Combat Blindness International, an organization started in Madison 35 years ago, says it has eliminated cataracts, a leading cause of blindness, in Botswana, where there had been a 6,000-person backlog of cataract surgery.
This age-related disease, which clouds the eye lens, accounts for 50 percent of the 36 million people who are blind, said CBI founder and chairman Dr. Suresh Chandra. The surgery to correct cataracts cost $25 and takes just 20 minutes, but a shortage of eye doctors has led to a years-long wait for the simple procedure.
Previously, people in Botswana were waiting three or more years to receive the surgery. CBI, along with four other organizations including Cambridge Health Partnerships, Dr. Shroff’s Charity Eye Hospital, PEEK Vision and the Botswana Ministry of Health and Wellness eradicated the backlog in just three years.
Worldwide, CBI has completed more than 360,000 cataract surgeries since its inception in 1984.
CBI is now working with the Ministry of Health in Botswana to train homegrown physicians and ophthalmologists. In Africa there is one ophthalmologist for every 1 million people compared to the US where there is one ophthalmologist for every 12,000 people.
President of CBI and daughter of Chandra, Reena Chandra Rajpal, explained the country has a current contract physician program to address the lack of ophthalmologists and physicians in developing nations.
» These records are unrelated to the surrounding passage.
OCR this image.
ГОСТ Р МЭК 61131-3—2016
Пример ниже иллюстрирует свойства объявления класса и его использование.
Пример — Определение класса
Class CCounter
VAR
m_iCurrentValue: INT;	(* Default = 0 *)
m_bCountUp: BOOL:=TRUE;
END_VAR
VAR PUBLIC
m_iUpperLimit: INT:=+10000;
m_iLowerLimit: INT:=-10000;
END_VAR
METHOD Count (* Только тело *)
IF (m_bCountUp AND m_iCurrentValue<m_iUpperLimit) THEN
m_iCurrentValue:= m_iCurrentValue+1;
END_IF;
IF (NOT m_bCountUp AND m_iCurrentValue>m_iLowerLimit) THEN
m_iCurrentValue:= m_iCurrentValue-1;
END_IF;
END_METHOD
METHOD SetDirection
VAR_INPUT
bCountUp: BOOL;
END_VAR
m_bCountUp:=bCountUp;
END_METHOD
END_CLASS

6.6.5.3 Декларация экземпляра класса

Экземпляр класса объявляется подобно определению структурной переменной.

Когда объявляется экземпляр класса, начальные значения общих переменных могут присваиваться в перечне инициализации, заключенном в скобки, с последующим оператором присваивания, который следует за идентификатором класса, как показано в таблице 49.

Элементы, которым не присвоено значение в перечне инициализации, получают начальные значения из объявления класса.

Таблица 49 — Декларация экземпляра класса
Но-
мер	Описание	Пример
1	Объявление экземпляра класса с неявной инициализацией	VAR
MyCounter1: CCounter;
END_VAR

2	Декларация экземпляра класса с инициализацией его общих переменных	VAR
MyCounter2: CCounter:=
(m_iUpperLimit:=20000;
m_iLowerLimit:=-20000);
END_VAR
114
The program hires doctors who can serve for a two year period.
Rajpal said CBI hopes to train people in Botswana for a long-term sustainable approach.
“Being an aged related disease, (cataracts) is not going to go away. You can just do your best to get a handle on it,” she said.
CBI operates in 15 countries all over the globe, including right here in Madison to screen children for eye disease and corrective lenses.